Upon startup, the server collects from all configured packages the -proc.tcl files and builds from these files a so-called blueprint (consider this as a single large file containing all the definitions). Aolserver uses threads for various purposes. For the handling of incoming HTTP requests, the "connection threads" (sometimes called "request threads") are used.
When a connection thread starts up, its interpreter is initialized with the blueprint. Therefore, every request has all procs/objects/global variables of the configured packages available without any loading.
Aolserver handles a pool of connection threads, every
connection thread serves typically several http requests (the number is configurable in the config file).

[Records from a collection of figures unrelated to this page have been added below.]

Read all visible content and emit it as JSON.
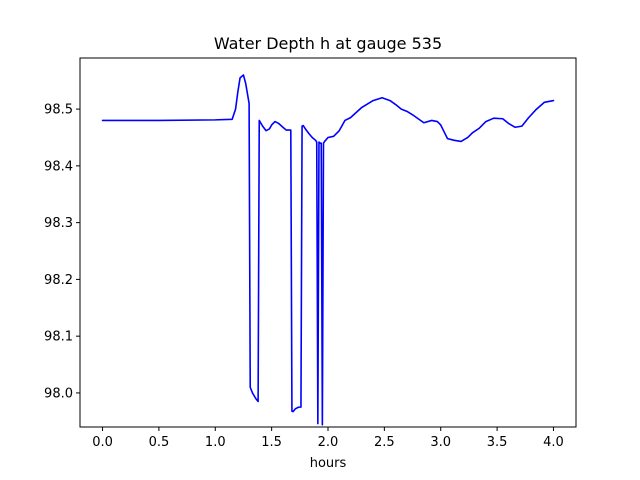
{
  "chart_data": {
    "type": "line",
    "title": "Water Depth h at gauge 535",
    "xlabel": "hours",
    "ylabel": "",
    "xlim": [
      -0.2,
      4.2
    ],
    "ylim": [
      97.94,
      98.59
    ],
    "xticks": [
      0.0,
      0.5,
      1.0,
      1.5,
      2.0,
      2.5,
      3.0,
      3.5,
      4.0
    ],
    "xtick_labels": [
      "0.0",
      "0.5",
      "1.0",
      "1.5",
      "2.0",
      "2.5",
      "3.0",
      "3.5",
      "4.0"
    ],
    "yticks": [
      98.0,
      98.1,
      98.2,
      98.3,
      98.4,
      98.5
    ],
    "ytick_labels": [
      "98.0",
      "98.1",
      "98.2",
      "98.3",
      "98.4",
      "98.5"
    ],
    "grid": false,
    "series": [
      {
        "name": "",
        "color": "#0000ff",
        "x": [
          0.0,
          0.5,
          1.0,
          1.15,
          1.18,
          1.2,
          1.22,
          1.25,
          1.27,
          1.3,
          1.31,
          1.33,
          1.36,
          1.38,
          1.39,
          1.42,
          1.45,
          1.48,
          1.5,
          1.53,
          1.56,
          1.6,
          1.63,
          1.67,
          1.68,
          1.69,
          1.71,
          1.74,
          1.76,
          1.77,
          1.78,
          1.8,
          1.83,
          1.86,
          1.89,
          1.9,
          1.91,
          1.92,
          1.93,
          1.94,
          1.95,
          1.96,
          1.97,
          2.0,
          2.05,
          2.1,
          2.15,
          2.2,
          2.3,
          2.4,
          2.48,
          2.55,
          2.6,
          2.65,
          2.7,
          2.75,
          2.8,
          2.85,
          2.92,
          2.97,
          3.0,
          3.03,
          3.06,
          3.12,
          3.18,
          3.24,
          3.28,
          3.34,
          3.4,
          3.47,
          3.55,
          3.6,
          3.66,
          3.72,
          3.78,
          3.85,
          3.92,
          4.0
        ],
        "y": [
          98.48,
          98.48,
          98.481,
          98.482,
          98.5,
          98.53,
          98.555,
          98.56,
          98.545,
          98.51,
          98.01,
          98.0,
          97.99,
          97.985,
          98.48,
          98.47,
          98.462,
          98.465,
          98.472,
          98.478,
          98.475,
          98.468,
          98.463,
          98.463,
          97.968,
          97.967,
          97.972,
          97.975,
          97.975,
          98.47,
          98.471,
          98.465,
          98.457,
          98.45,
          98.445,
          98.442,
          97.946,
          98.442,
          98.44,
          98.44,
          97.944,
          98.44,
          98.443,
          98.45,
          98.452,
          98.462,
          98.48,
          98.485,
          98.503,
          98.515,
          98.52,
          98.515,
          98.508,
          98.5,
          98.496,
          98.49,
          98.483,
          98.476,
          98.48,
          98.478,
          98.472,
          98.46,
          98.448,
          98.445,
          98.443,
          98.45,
          98.458,
          98.466,
          98.478,
          98.484,
          98.483,
          98.475,
          98.468,
          98.47,
          98.485,
          98.5,
          98.512,
          98.515
        ]
      }
    ]
  }
}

After a connection thread has processed the configured number of requests (or an idle timeout) it shuts down. New connection threads are created upon needs.
After every request, the connection thread performs a cleanup that deletes e.g. the global variables (the variables in the namespace "::" of the tcl interpreter of the connection thread).
Connection threads are an important part of the picture, but there is much more infrastructure available: In addition to the connection threads, there are driver and spooler threads (naviserver), there are threads for scheduled procs, it is possible to define job-queues, one can define persistent threads, etc., there are options for lazy-loading, etc.
From your terminology, "global global" refers to the blueprint, and "local global" refers to the interpreter of the connection threads.
Hope this helps to understand the basic model.